Le gusta el agua muy caliente y frotarse con el guante de crin con mucha energía, desde los pies hasta las caderas, tanto que su piel termina tan roja como un cangrejo cocido.

Cuando acaba, pone mucho cuidado en no pisar el suelo con los pies húmedos y se deja envolver por una mullida toalla.

Frente al espejo empapa su cabello en crema y la reparte sintiendo su suave resistencia entre las yemas de los dedos. Acopla un difusor al secador y deja que el aire caliente dé forma a sus rizos.

Después llega el momento en el que el cuerpo bebe ansioso de la crema hidratante y de la anticelulítica y de la reafirmante para el pecho, y de la del cuello y del sérum para la cara, y de un cosmético específico destinado al contorno de ojos y otro para los labios… Y al final, como un viejo nigromante que conoce el secreto de cada una de sus pócimas, emerge una piel brillante y tan deslumbradora como su ego.

A continuación, Gabriela observa sus pies y sus manos y decide que hoy no necesita repasarlos.

Abre el mueble y aparta las decenas de cremas, potingues, aceites y perfumes en busca de la caja de herramientas en la que guarda los productos de maquillaje.

Echa un rápido vistazo al reloj y decide que tiene tiempo de sobra. Así que se demora en el ritual de dibujar su máscara. Una careta casi invisible pero perfecta, tan natural como puede ser ese disfraz que uno se ha puesto tantas veces que hasta le ha hecho olvidar su verdadero yo.

Por último, y a pesar de que comienza a hacer calor, busca las medias. Porque han de ser medias. Nada de pantis. Las desliza por sus piernas y siente el chasquido eléctrico del nailon al acariciar su piel recién depilada. Después, busca el liguero azul oscuro, el favorito de Marc, y deja que abrace su cintura y ciña las medias. Y luego se pone el sostén azul, el de encajes y lacitos, ese que sólo puede combinar con camisas oscuras para que no se transparente. Y cuando por fin acaba, contempla ante el espejo el efecto que produce el conjunto.

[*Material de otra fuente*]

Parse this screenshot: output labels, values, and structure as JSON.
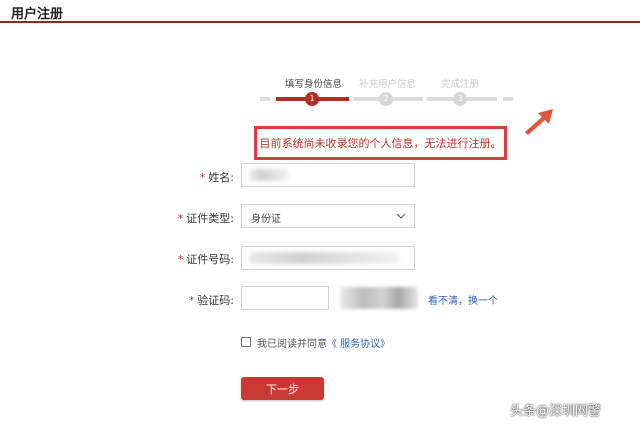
{
  "header": {
    "title": "用户注册"
  },
  "steps": [
    {
      "label": "填写身份信息",
      "number": "1",
      "active": true
    },
    {
      "label": "补充用户信息",
      "number": "2",
      "active": false
    },
    {
      "label": "完成注册",
      "number": "3",
      "active": false
    }
  ],
  "notice": {
    "text": "目前系统尚未收录您的个人信息，无法进行注册。"
  },
  "form": {
    "name": {
      "required_mark": "*",
      "label": "姓名:",
      "value": ""
    },
    "id_type": {
      "required_mark": "*",
      "label": "证件类型:",
      "value": "身份证"
    },
    "id_number": {
      "required_mark": "*",
      "label": "证件号码:",
      "value": ""
    },
    "captcha": {
      "required_mark": "*",
      "label": "验证码:",
      "value": "",
      "refresh_text": "看不清，换一个"
    }
  },
  "agreement": {
    "text": "我已阅读并同意",
    "link_text": "《 服务协议》",
    "checked": false
  },
  "next_button": {
    "label": "下一步"
  },
  "watermark": {
    "text": "头条@深圳网警"
  },
  "colors": {
    "accent": "#b52d22",
    "notice_border": "#d8403a",
    "link": "#2f62b8",
    "arrow": "#e5533c"
  },
  "icons": {
    "arrow": "arrow-icon",
    "chevron": "chevron-down-icon"
  }
}
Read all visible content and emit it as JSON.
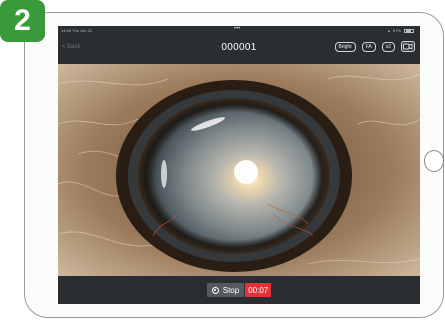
{
  "step": {
    "number": "2",
    "color": "#3a9a3a"
  },
  "statusbar": {
    "time_date": "14:52  Thu Jun 22",
    "center_dots": "•••",
    "battery": "67%"
  },
  "nav": {
    "back_label": "< Back",
    "title": "000001",
    "buttons": [
      {
        "label": "Bright",
        "icon": ""
      },
      {
        "label": "FA",
        "icon": ""
      },
      {
        "label": "x2",
        "icon": ""
      }
    ],
    "record_icon": "video-camera-icon"
  },
  "video": {
    "content": "close-up-eye-with-cataract"
  },
  "controls": {
    "stop_label": "Stop",
    "timer": "00:07",
    "timer_color": "#e2323a"
  }
}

Satisfecha, sonríe y mientras se pone la camisa de raso que se le pega al cuerpo, se pregunta si no debería guardarla ya hasta la próxima temporada porque las temperaturas están subiendo demasiado y sudar es tan vulgar y tan zafio…

Completa su atuendo con una falda y una chaqueta a juego, un cinturón muy ancho y un pañuelo un poco pasado de moda que ella considera muy clásico. Y por fin, se calza unos zapatos de tacón, tan altos y tan finos que se diría que es imposible caminar sobre ellos.

Recoge del fondo del armario su maletín, que parece más de médico que de ejecutiva, repasa meticulosamente su contenido, taconea sobre el parquet; toma el bolso de Loewe de la repisa y abre la puerta.

Apenas dirige una mirada a la mujer de pelo estropajoso con la que se cruza en el rellano porque está demasiado absorta pensando en Marc. Él es su cliente más fiel, el único con el que se permite sonreír y con quien se atreve a convertir los movimientos fríos de autómata en algo más. También es el único que respeta los mismos precios de hace ocho años, cuando empezó en la profesión. Porque las cosas ya no son lo que eran, y desde que llegaron las chicas del Este sus sueños y sus proyectos se han ido a freír espárragos. Nunca más podrá permitirse los lujos y la vida de hace años. Ser puta ya no es lo mismo.

Gabriela suspira, atraviesa el portal, deja atrás el zumbido de las moscas que disfrutan de la sombra y del fresco, y sale a la calle a buscar un taxi.